Nonlinear quadrupole topological insulators

TL;DR

This paper introduces nonlinear quadrupole topological insulators (NLQTIs), demonstrating their experimental realization in electric circuits and revealing unique nonlinear topological states and solitons in various regimes.

Contribution

It proposes the concept of NLQTIs, extends HOTIs into the nonlinear regime, and experimentally demonstrates their unique topological and solitonic phenomena in electric circuits.

Findings

Observation of nonlinear topological corner states.

Identification of bulk solitons in different nonlinear regimes.

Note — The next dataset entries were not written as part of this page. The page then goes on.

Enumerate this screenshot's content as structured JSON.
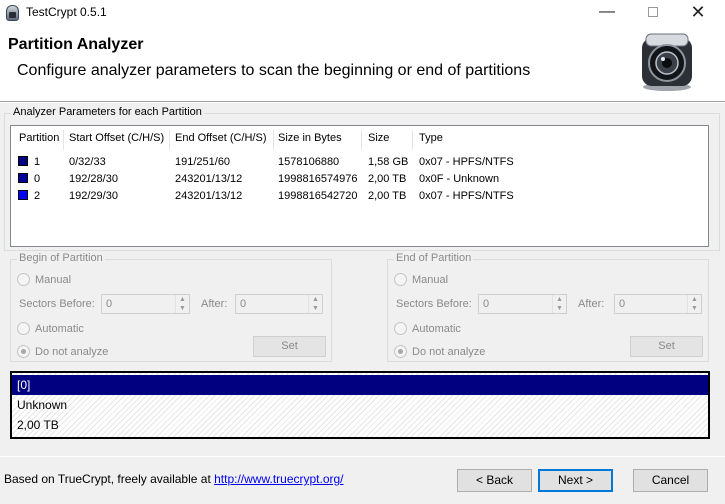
{
  "window": {
    "title": "TestCrypt 0.5.1"
  },
  "header": {
    "title": "Partition Analyzer",
    "subtitle": "Configure analyzer parameters to scan the beginning or end of partitions"
  },
  "params_group": {
    "label": "Analyzer Parameters for each Partition"
  },
  "partitions": {
    "columns": [
      "Partition",
      "Start Offset (C/H/S)",
      "End Offset (C/H/S)",
      "Size in Bytes",
      "Size",
      "Type"
    ],
    "rows": [
      {
        "color": "#000080",
        "partition": "1",
        "start": "0/32/33",
        "end": "191/251/60",
        "bytes": "1578106880",
        "size": "1,58 GB",
        "type": "0x07 - HPFS/NTFS"
      },
      {
        "color": "#00009a",
        "partition": "0",
        "start": "192/28/30",
        "end": "243201/13/12",
        "bytes": "1998816574976",
        "size": "2,00 TB",
        "type": "0x0F - Unknown"
      },
      {
        "color": "#0000ff",
        "partition": "2",
        "start": "192/29/30",
        "end": "243201/13/12",
        "bytes": "1998816542720",
        "size": "2,00 TB",
        "type": "0x07 - HPFS/NTFS"
      }
    ]
  },
  "begin": {
    "label": "Begin of Partition",
    "manual": "Manual",
    "sectors_before": "Sectors Before:",
    "sectors_before_value": "0",
    "after": "After:",
    "after_value": "0",
    "automatic": "Automatic",
    "do_not_analyze": "Do not analyze",
    "set": "Set"
  },
  "end": {
    "label": "End of Partition",
    "manual": "Manual",
    "sectors_before": "Sectors Before:",
    "sectors_before_value": "0",
    "after": "After:",
    "after_value": "0",
    "automatic": "Automatic",
    "do_not_analyze": "Do not analyze",
    "set": "Set"
  },
  "selection": {
    "line1": "[0]",
    "line2": "Unknown",
    "line3": "2,00 TB"
  },
  "footer": {
    "text": "Based on TrueCrypt, freely available at ",
    "link": "http://www.truecrypt.org/",
    "back": "< Back",
    "next": "Next >",
    "cancel": "Cancel"
  },
  "icons": {
    "app": "lock-icon",
    "header": "camera-lens-icon"
  },
  "colors": {
    "selection_bg": "#000080",
    "default_button_border": "#0078d7"
  }
}
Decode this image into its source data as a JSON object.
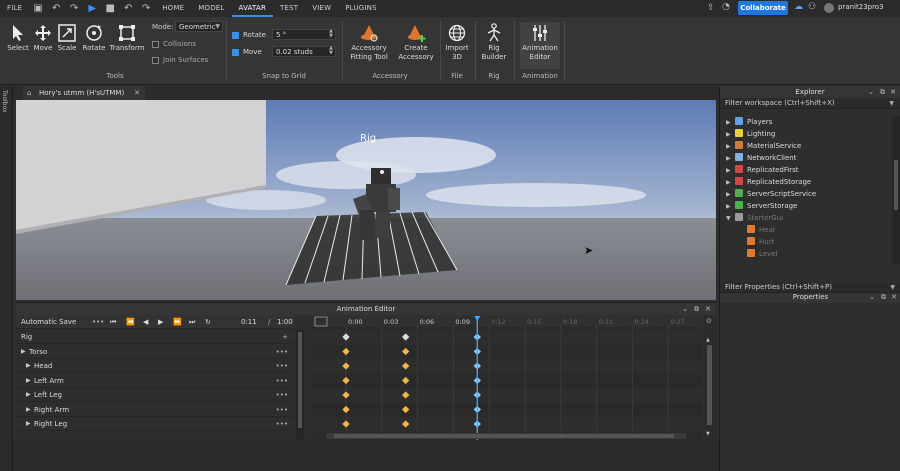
{
  "menu": {
    "items": [
      "FILE",
      "HOME",
      "MODEL",
      "AVATAR",
      "TEST",
      "VIEW",
      "PLUGINS"
    ],
    "active": "AVATAR"
  },
  "topbar": {
    "collaborate": "Collaborate",
    "user": "pranit23pro3"
  },
  "ribbon": {
    "tools": {
      "select": "Select",
      "move": "Move",
      "scale": "Scale",
      "rotate": "Rotate",
      "transform": "Transform",
      "group": "Tools",
      "mode_label": "Mode:",
      "mode_value": "Geometric",
      "collisions": "Collisions",
      "join_surfaces": "Join Surfaces"
    },
    "snap": {
      "rotate_label": "Rotate",
      "rotate_value": "5 °",
      "move_label": "Move",
      "move_value": "0.02 studs",
      "group": "Snap to Grid"
    },
    "accessory": {
      "fitting_l1": "Accessory",
      "fitting_l2": "Fitting Tool",
      "create_l1": "Create",
      "create_l2": "Accessory",
      "group": "Accessory"
    },
    "file": {
      "import_l1": "Import",
      "import_l2": "3D",
      "group": "File"
    },
    "rig": {
      "builder_l1": "Rig",
      "builder_l2": "Builder",
      "group": "Rig"
    },
    "animation": {
      "editor_l1": "Animation",
      "editor_l2": "Editor",
      "group": "Animation"
    }
  },
  "leftstrip": {
    "label": "Toolbox"
  },
  "document": {
    "tab": "Hory's utmm (H'sUTMM)"
  },
  "viewport": {
    "rig_label": "Rig"
  },
  "animation_editor": {
    "title": "Animation Editor",
    "autosave": "Automatic Save",
    "current_time": "0:11",
    "separator": "/",
    "total_time": "1:00",
    "ticks": [
      "0:00",
      "0:03",
      "0:06",
      "0:09",
      "0:12",
      "0:15",
      "0:18",
      "0:21",
      "0:24",
      "0:27",
      "1:00"
    ],
    "playhead_tick": "0:11",
    "tracks": [
      {
        "label": "Rig",
        "level": 0
      },
      {
        "label": "Torso",
        "level": 0
      },
      {
        "label": "Head",
        "level": 1
      },
      {
        "label": "Left Arm",
        "level": 1
      },
      {
        "label": "Left Leg",
        "level": 1
      },
      {
        "label": "Right Arm",
        "level": 1
      },
      {
        "label": "Right Leg",
        "level": 1
      }
    ],
    "keyframe_ticks": [
      "0:00",
      "0:05",
      "0:11"
    ]
  },
  "explorer": {
    "title": "Explorer",
    "filter": "Filter workspace (Ctrl+Shift+X)",
    "items": [
      {
        "label": "Players",
        "icon_color": "#5fa3e6"
      },
      {
        "label": "Lighting",
        "icon_color": "#e8d23c"
      },
      {
        "label": "MaterialService",
        "icon_color": "#d07b3a"
      },
      {
        "label": "NetworkClient",
        "icon_color": "#7fb0e0"
      },
      {
        "label": "ReplicatedFirst",
        "icon_color": "#d64545"
      },
      {
        "label": "ReplicatedStorage",
        "icon_color": "#d64545"
      },
      {
        "label": "ServerScriptService",
        "icon_color": "#4fb04f"
      },
      {
        "label": "ServerStorage",
        "icon_color": "#4fb04f"
      },
      {
        "label": "StarterGui",
        "icon_color": "#9a9a9a"
      },
      {
        "label": "Heal",
        "icon_color": "#e07a30"
      },
      {
        "label": "Hurt",
        "icon_color": "#e07a30"
      },
      {
        "label": "Level",
        "icon_color": "#e07a30"
      }
    ]
  },
  "properties": {
    "title": "Properties",
    "filter": "Filter Properties (Ctrl+Shift+P)"
  }
}
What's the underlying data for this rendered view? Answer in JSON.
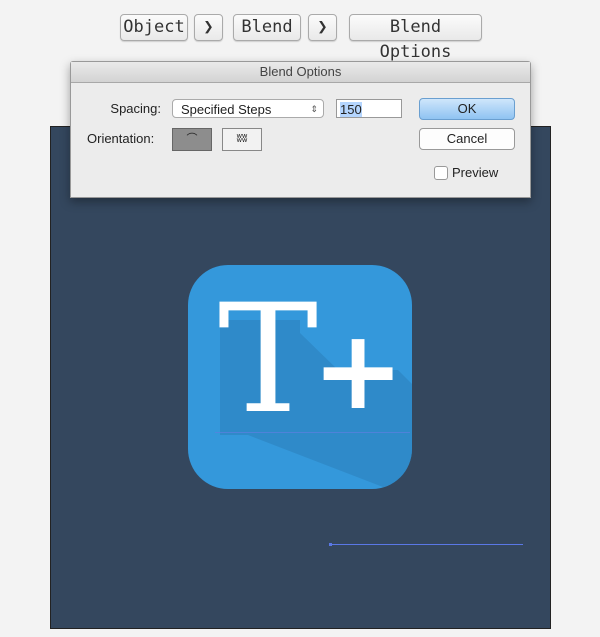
{
  "breadcrumb": {
    "items": [
      "Object",
      "Blend",
      "Blend Options"
    ],
    "separator_icon": "chevron-right-icon"
  },
  "dialog": {
    "title": "Blend Options",
    "spacing_label": "Spacing:",
    "spacing_value": "Specified Steps",
    "steps_value": "150",
    "orientation_label": "Orientation:",
    "ok_label": "OK",
    "cancel_label": "Cancel",
    "preview_label": "Preview",
    "preview_checked": false
  },
  "artwork": {
    "glyph_t": "T",
    "glyph_plus": "+",
    "canvas_color": "#34475e",
    "icon_color": "#3498db"
  }
}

Experimental realization of NLQTIs in electric circuit lattices.

Abstract

Higher-order topological insulators (HOTIs) represent a family of topological phases that go beyond the conventional bulkboundary correspondence. d-dimensional n-th order HOTIs maintain (d - n)-dimensional gapless boundary states (in particular, zero-dimensional corner states in the case of d = n = 2). HOTIs of the Wannier type cam be extended into the nonlinear regime. Another prominent class of HOTIs, in the form of multipole insulators, was investigated only in the linear regime, due to the challenge of simultaneously achieving both negative hopping and strong nonlinearity. Here we propose the concept of nonlinear quadrupole topological insulators (NLQTIs) and report their experimental realization in an electric circuit lattice. Quench-initiated dynamics gives rise to nonlinear topological corner states and topologically trivial corner solitons, in weakly and strongly nonlinear regimes, respectively. Furthermore, we reveal the formation of two distinct types of bulk solitons, one existing in the middle finite gap under the action of weak nonlinearity, and another one found in the semi-infinite gap under strong nonlinearity. This work realizes another member of the nonlinear HOTI family, suggesting directions for exploring novel solitons across a broad range of topological insulators.